Fatty acid conjugation has also been reported for budesonide in nasal tissue (Tunek et al 1997; Petersen et al 2001). We investigated the in vitro metabolism of beclomethasone dipropionate, budesonide, ciclesonide, and fluticasone propionate in human lung precision-cut tissue slices (Nave et al 2007). In summary, the in vitro metabolic pathways of the tested CS in human lung tissue were different. While fluticasone propionate was metabolically stable, the majority of beclomethasone dipropionate was converted to inactive polar metabolites. The formation of fatty acid conjugates was confirmed for budesonide and des-CIC. The lipophilicity and lipid conjugation of the parent compounds and their metabolites are likely the major factors influencing their retention time in the lung (Nave et al 2007).

These data confirm the activation of ciclesonide as well as the formation of fatty acid esters in vivo in the nasal mucosa in one animal species. Furthermore, we tested the in vivo metabolism of ciclesonide in the lung by exposing rats to inhaled ciclesonide (0.16 mg/kg/day) daily for 1 h for a period of 4 weeks (Nave et al 2005b). Lungs were extracted with ethanol 2, 5, and ∼27 h after the final treatment. The concentrations of des-CIC and ciclesonide were determined. At the 2- and 5-h timepoints, fatty acid conjugates of des-CIC were the major metabolites (61% and 55%, respectively). Ciclesonide, des-CIC, and fatty acid conjugates of des-CIC were clearly present in lung samples the day after the last inhalation. This in vivo study confirmed ciclesonide activation to des-CIC and formation of fatty acid conjugates.

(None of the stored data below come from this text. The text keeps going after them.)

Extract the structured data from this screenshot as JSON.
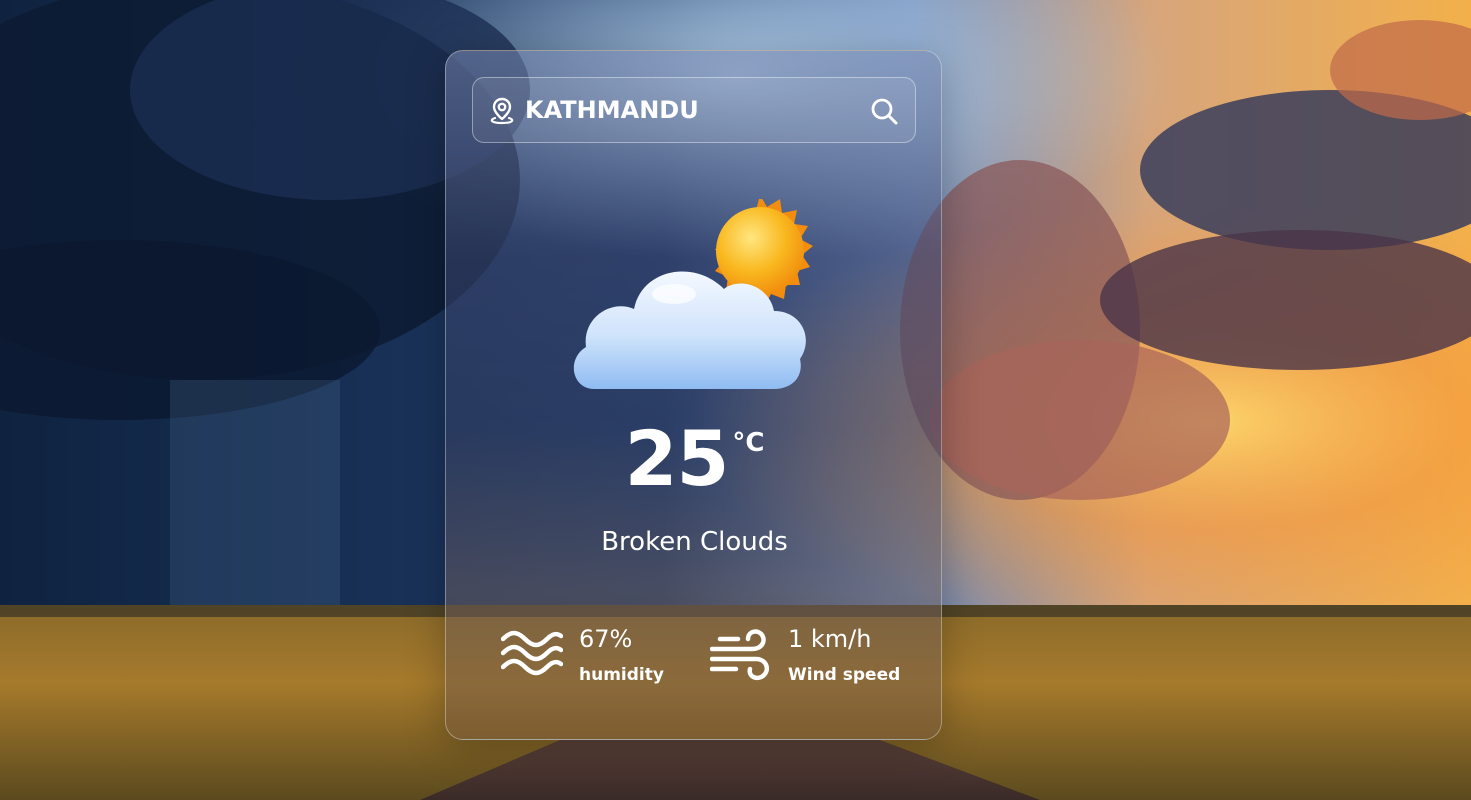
{
  "search": {
    "value": "KATHMANDU",
    "location_icon": "location-pin-icon",
    "search_icon": "search-icon"
  },
  "weather": {
    "icon": "cloud-sun-icon",
    "temperature": "25",
    "unit": "°C",
    "description": "Broken Clouds"
  },
  "details": {
    "humidity": {
      "icon": "humidity-waves-icon",
      "value": "67%",
      "label": "humidity"
    },
    "wind": {
      "icon": "wind-icon",
      "value": "1 km/h",
      "label": "Wind speed"
    }
  },
  "colors": {
    "text": "#ffffff",
    "sun": "#f7a51c",
    "cloud": "#cfe3fb"
  }
}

In vivo data for humans on the metabolism of inhaled CS in the lung are limited (Van den Brink et al 2005; Drollmann et al 2006). A recent study investigating the disposition of budesonide using samples from resected pulmonary tissue have confirmed that fatty acid esters of budesonide were formed in the human lung. Patients who were scheduled for whole lung or lobe resection for lung cancer inhaled 1000 μg budesonide. Budesonide was detectable in central and peripheral lung tissue for about 10 h after inhalation whereas budesonide oleate was present for up to 43 h (Van den Brink et al 2005). After inhalation of a single dose of 1280 μg ciclesonide by patients undergoing elective lung surgery, ciclesonide was rapidly hydrolyzed to des-CIC in both central lung and peripheral lung tissue. Des-CIC and des-CIC oleate were the main metabolites in both lung areas, and at least one of the metabolites of ciclesonide (des-CIC, des-CIC oleate, or des-CIC palmitate) was present in the lung tissue samples at all study time points up to 24 h (Drollmann et al 2006). These in vivo findings confirm that ciclesonide is activated in the human lung and that budesonide as well as des-CIC form oleate conjugates.

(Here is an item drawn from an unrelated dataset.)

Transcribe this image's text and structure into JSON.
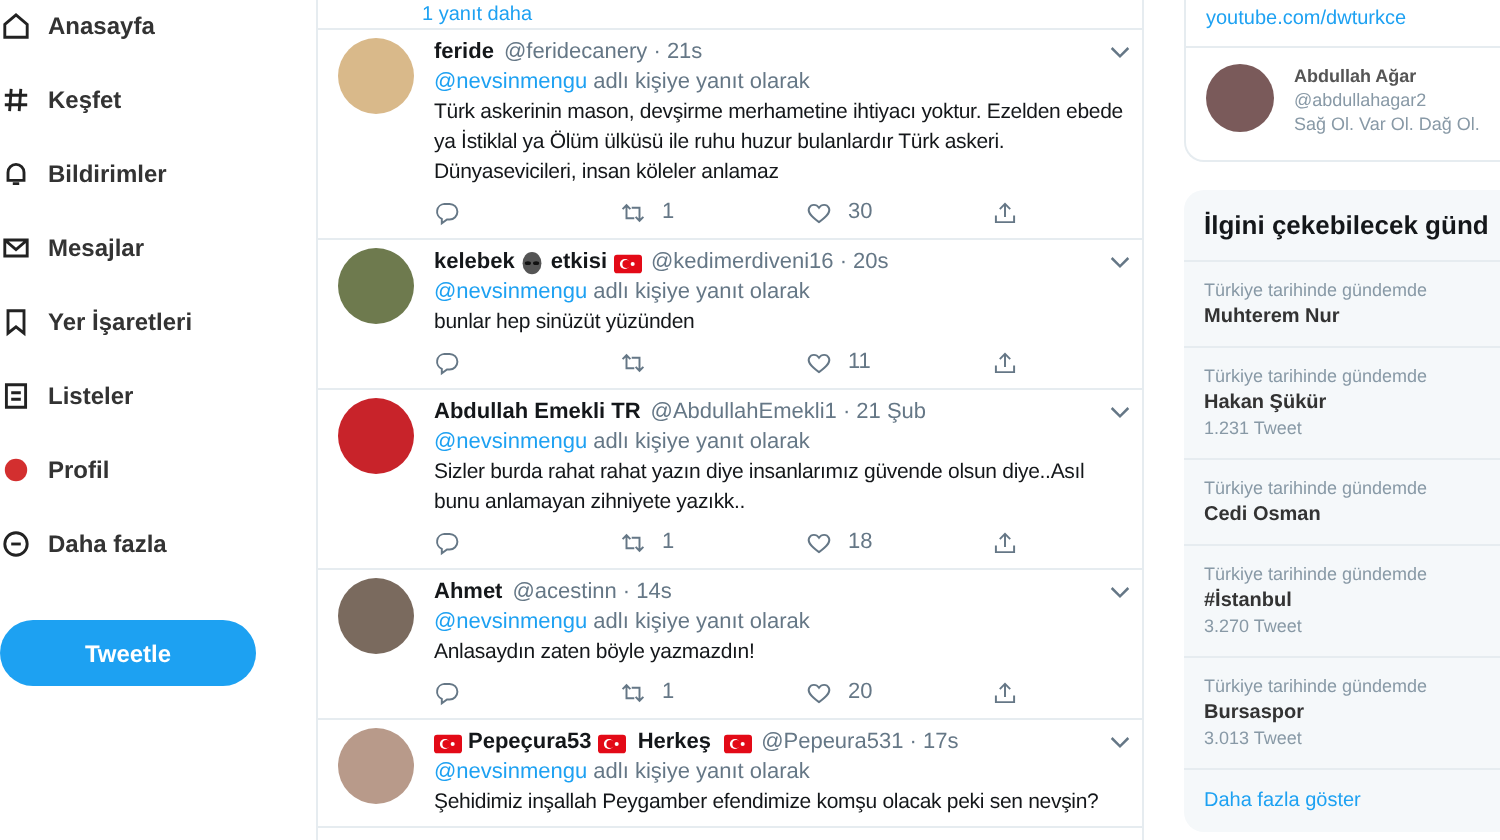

In summary, ciclesonide and des-CIC fatty acid esters are highly lipophilic precursors of des-CIC. Although the majority of data presented here are based on in vitro studies, there is evidence that these precursors may serve as a pool of active drug. This slow-release pool of active drug may contribute to the proven efficacy of once-daily inhaled ciclesonide in asthma therapy, as was shown in several clinical studies (Postma et al 2001; Chapman et al 2004; Langdon et al 2005). The same holds true for once-daily intranasal ciclesonide in rhinitis therapy (Nave et al 2006b; Ratner et al 2006; Kim et al 2007).